It happened one hundred years ago on April 15, 1912. The newly commissioned steamer, the RMS Titanic, struck an iceberg and foundered in the north Atlantic Ocean. Among the passengers was an elderly couple, Isidor and Ida Straus, who had been married forty-one years. As the doomed ship sank slowly but surely into the sea, Isidor and Ida were seen standing near a lifeboat. The officer in charge urged them to climb on board, but Isidor refused to do so as long as there were women and children still remaining on the ship. Isidor urged his wife to get into the lifeboat, but she declined. “We have lived together for many years,” she said. “Where you go, I go.” They were among the drowning victims of the Titanic disaster.
The story of Isidor and Ida is one of abiding marital love that continued strong and true “till death us do part.” Such love is a rare commodity in our day. A high percentage of marriage relationships, once begun in earnest and with great promise, end up foundering “on the rocks” and sinking into divorce.
The question may be asked: How may couples find strength to remain true to their marriage vows in the middle of the stiff challenges they are bound to encounter while traversing life’s tempestuous sea? Christian couples will want to keep before them the truth of Holy Scripture that marriage is a sacred institution which God designed from the beginning for their blessing (see Genesis chapter 2). Since marriage is God’s institution (and not man’s idea), throughout their life-voyage together the couple will want to look to God’s Word for the heavenly counsel it offers. They will seek the Bible’s counsel on a regular basis, and especially during periods of marital stress.
Promised Blessings
Christian couples will also remember with gratitude to God three great blessings He has in mind for them through His sacred institution.
1) God created Eve to be the companion and helper which Adam was not able to find among the other creatures God had created (see Genesis 2:18). Still today God confers on married couples the blessings of mutual support and companionship throughout their time together on Earth.
2) The creation account in the book of Genesis records how God made Adam and Eve sexual creatures—“male and female.” He instituted marriage as the means by which He might bestow sexual happiness on husband and wife. Marriage is also intended to serve as a means to avoid immorality in this sinful world (see Genesis 3, 1 Corinthians 7:2).

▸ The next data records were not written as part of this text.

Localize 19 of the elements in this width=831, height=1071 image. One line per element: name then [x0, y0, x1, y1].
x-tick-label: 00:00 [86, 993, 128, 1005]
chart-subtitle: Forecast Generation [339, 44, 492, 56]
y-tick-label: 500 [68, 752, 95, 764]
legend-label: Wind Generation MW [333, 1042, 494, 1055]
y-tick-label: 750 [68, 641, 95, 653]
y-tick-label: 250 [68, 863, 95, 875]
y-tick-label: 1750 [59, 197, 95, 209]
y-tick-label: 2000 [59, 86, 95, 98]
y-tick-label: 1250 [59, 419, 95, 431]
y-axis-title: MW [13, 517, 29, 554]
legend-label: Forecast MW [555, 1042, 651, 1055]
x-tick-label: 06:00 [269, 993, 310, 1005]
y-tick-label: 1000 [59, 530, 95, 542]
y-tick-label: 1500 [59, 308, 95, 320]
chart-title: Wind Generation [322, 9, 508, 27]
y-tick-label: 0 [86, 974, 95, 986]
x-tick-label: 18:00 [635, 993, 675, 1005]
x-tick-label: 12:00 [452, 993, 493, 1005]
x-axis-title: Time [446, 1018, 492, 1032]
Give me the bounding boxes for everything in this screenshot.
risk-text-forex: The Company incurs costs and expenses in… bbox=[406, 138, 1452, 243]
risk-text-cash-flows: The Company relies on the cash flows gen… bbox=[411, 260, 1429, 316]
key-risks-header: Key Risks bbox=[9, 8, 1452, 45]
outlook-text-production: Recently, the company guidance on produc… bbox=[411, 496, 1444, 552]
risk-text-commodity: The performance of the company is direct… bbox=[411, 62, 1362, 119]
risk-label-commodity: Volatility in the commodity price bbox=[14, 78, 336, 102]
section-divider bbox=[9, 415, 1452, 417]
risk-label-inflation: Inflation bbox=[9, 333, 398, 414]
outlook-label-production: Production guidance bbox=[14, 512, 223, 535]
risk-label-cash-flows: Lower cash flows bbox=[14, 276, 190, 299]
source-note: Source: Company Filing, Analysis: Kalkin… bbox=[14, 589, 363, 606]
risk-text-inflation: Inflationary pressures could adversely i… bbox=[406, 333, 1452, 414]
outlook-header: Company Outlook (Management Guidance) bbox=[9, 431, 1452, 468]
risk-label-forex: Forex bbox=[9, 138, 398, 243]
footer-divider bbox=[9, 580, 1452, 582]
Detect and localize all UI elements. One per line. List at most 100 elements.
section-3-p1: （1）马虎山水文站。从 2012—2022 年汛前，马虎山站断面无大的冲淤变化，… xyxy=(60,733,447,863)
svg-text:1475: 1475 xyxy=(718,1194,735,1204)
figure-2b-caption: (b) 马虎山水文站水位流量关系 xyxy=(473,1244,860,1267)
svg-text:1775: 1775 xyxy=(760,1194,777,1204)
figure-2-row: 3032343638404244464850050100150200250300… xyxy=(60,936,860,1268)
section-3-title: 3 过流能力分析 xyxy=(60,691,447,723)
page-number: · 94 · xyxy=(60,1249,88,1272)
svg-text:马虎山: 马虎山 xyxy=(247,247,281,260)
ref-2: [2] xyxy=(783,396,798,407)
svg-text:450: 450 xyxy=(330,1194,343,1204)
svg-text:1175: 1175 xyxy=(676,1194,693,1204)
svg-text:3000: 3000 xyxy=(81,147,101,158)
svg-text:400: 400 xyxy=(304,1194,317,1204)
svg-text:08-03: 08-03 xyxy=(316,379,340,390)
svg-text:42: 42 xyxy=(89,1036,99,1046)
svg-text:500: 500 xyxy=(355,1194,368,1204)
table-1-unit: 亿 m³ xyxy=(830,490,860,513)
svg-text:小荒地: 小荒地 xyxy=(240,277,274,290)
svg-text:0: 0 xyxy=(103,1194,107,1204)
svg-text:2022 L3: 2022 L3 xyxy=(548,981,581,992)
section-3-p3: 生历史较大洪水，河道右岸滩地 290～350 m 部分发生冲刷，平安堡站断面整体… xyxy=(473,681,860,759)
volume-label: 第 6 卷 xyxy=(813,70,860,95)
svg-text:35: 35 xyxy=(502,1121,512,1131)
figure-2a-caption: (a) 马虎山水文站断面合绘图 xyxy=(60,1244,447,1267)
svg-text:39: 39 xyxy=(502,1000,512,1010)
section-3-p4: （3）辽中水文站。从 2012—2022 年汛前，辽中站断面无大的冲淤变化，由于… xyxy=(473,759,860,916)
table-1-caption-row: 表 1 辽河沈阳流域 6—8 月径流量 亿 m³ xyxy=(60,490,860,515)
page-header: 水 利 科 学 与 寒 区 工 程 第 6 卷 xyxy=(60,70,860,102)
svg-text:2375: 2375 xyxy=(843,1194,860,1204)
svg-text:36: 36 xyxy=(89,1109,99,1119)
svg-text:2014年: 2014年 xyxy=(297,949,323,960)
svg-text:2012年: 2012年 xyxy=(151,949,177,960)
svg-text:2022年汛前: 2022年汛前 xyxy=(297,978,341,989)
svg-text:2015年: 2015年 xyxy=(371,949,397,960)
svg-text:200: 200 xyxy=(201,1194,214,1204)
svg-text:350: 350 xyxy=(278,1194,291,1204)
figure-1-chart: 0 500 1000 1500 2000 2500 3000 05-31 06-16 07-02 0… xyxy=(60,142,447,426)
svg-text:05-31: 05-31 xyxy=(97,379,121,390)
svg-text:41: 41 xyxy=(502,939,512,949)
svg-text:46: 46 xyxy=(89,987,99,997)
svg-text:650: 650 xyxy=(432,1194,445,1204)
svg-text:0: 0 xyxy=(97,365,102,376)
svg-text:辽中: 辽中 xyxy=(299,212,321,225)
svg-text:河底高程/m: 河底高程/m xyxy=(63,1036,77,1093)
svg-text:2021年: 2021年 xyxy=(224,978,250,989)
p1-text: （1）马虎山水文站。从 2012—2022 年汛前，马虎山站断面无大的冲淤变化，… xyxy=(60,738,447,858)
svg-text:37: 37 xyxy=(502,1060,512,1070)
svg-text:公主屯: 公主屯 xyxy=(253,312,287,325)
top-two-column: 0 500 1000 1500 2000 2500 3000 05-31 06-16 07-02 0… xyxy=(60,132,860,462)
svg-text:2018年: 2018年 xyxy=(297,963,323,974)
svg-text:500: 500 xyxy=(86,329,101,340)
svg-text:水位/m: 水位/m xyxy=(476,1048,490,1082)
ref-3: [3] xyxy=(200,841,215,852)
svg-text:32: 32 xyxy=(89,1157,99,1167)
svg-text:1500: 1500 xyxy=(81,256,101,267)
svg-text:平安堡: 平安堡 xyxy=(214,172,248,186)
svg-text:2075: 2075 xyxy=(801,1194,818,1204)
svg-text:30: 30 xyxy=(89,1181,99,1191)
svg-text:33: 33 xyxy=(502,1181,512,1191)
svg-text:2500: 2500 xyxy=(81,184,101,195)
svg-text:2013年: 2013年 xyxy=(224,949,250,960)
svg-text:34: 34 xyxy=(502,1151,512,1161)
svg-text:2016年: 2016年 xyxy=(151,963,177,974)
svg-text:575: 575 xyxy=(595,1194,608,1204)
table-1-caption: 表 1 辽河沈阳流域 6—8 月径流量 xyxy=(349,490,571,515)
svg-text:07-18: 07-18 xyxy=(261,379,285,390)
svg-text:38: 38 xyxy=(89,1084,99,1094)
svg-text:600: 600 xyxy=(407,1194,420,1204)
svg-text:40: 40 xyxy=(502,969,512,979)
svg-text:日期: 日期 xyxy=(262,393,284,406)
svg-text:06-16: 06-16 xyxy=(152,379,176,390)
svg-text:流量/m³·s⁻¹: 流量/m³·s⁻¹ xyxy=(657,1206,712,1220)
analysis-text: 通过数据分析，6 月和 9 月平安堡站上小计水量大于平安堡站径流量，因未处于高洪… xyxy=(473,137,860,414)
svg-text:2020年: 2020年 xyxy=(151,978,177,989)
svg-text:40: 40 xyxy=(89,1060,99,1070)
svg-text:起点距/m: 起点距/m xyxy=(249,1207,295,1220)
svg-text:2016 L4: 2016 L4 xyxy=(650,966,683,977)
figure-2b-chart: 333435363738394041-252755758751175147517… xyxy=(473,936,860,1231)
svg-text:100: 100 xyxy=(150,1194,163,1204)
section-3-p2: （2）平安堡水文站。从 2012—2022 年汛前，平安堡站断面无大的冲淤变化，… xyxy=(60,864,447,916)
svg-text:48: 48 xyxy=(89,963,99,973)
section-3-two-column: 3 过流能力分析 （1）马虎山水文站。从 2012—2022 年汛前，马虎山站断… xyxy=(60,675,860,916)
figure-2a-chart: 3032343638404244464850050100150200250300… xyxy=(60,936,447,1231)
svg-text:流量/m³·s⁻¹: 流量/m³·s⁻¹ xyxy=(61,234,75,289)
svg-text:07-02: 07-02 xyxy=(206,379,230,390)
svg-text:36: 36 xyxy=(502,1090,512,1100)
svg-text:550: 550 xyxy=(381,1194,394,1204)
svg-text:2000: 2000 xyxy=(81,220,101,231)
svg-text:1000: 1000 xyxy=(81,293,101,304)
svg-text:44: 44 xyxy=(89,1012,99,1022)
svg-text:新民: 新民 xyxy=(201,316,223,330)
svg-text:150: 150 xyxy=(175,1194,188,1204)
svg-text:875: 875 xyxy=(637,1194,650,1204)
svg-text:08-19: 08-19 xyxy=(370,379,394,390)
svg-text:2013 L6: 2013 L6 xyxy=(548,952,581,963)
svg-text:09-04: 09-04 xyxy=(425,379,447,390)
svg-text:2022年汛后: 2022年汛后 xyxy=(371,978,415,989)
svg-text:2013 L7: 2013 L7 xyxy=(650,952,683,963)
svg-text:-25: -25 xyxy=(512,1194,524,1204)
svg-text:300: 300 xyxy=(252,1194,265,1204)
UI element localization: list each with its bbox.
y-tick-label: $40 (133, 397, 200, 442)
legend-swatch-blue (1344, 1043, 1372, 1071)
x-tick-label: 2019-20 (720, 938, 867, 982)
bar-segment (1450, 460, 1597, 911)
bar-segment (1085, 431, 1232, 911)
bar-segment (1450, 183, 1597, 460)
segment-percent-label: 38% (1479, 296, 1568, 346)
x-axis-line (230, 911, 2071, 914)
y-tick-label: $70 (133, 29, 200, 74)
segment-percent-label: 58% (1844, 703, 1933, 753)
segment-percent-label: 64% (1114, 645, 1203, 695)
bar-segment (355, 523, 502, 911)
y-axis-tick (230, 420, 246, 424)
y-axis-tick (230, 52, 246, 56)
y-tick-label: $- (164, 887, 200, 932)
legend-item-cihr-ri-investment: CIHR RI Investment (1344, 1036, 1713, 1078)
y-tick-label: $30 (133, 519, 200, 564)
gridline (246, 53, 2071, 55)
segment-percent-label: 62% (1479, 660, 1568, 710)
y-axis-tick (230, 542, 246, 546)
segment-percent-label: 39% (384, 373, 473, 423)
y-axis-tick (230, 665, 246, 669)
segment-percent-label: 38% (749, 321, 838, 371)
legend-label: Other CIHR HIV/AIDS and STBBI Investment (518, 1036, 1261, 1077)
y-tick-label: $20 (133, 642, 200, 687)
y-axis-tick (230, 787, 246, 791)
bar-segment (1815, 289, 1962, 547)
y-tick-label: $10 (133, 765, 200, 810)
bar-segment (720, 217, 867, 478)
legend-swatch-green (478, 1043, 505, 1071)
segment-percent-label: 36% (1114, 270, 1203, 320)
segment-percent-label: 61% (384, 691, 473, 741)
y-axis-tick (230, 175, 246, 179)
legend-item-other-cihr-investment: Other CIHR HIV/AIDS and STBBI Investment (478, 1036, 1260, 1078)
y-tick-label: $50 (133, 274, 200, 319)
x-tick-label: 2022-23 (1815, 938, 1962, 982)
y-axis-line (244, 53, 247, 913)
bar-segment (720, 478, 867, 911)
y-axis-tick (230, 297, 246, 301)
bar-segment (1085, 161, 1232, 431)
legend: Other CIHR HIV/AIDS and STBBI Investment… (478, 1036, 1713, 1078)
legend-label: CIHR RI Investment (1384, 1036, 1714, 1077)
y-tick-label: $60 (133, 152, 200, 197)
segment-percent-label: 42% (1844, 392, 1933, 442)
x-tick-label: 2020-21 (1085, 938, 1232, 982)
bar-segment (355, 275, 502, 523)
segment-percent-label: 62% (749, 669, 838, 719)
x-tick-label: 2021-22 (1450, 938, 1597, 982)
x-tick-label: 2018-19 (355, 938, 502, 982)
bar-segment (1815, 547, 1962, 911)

3) Another blessing God bestows through the holy estate of marriage is the gift of children. Children aren’t mere accidents of nature, as the unbelieving world would have it, but they are special treasures from the Lord graciously awarded to couples as He sees fit (see Psalm 127:3). At the same time He grants them the privilege of training up little ones to trust in Him as their Savior, to serve Him in grateful love, and finally to live with Him in heaven for the praise of His glory.
Since the entrance of sin into the world, many are the temptations married couples face to sever the love-bond which the Lord has created between them. Christian spouses may often feel like they are swimming upstream against the strong current of the times. But as they spend time together in God’s Word, looking to their heavenly Father for guidance, and as they treasure up the blessings of marriage in their hearts, they will find themselves well equipped by the Lord to fulfill the special roles He has assigned to each within the marriage relationship.
The apostle Paul’s familiar but compelling words regarding the respective roles of each spouse are these: “Husbands, love your wives, just as Christ loved the church and gave himself up for her to make her holy, cleansing her by the washing with water through the word….Wives, submit to your husbands as to the Lord. For the husband is the head of the wife as Christ is the head of the church, his body, of which he is the Savior…” (Ephesians 5:25-26, 22-23 NIV). With Christ as their Pilot and His Word as their compass, the “ship” of a couple’s marriage will continue safely on its voyage “till death us do part.”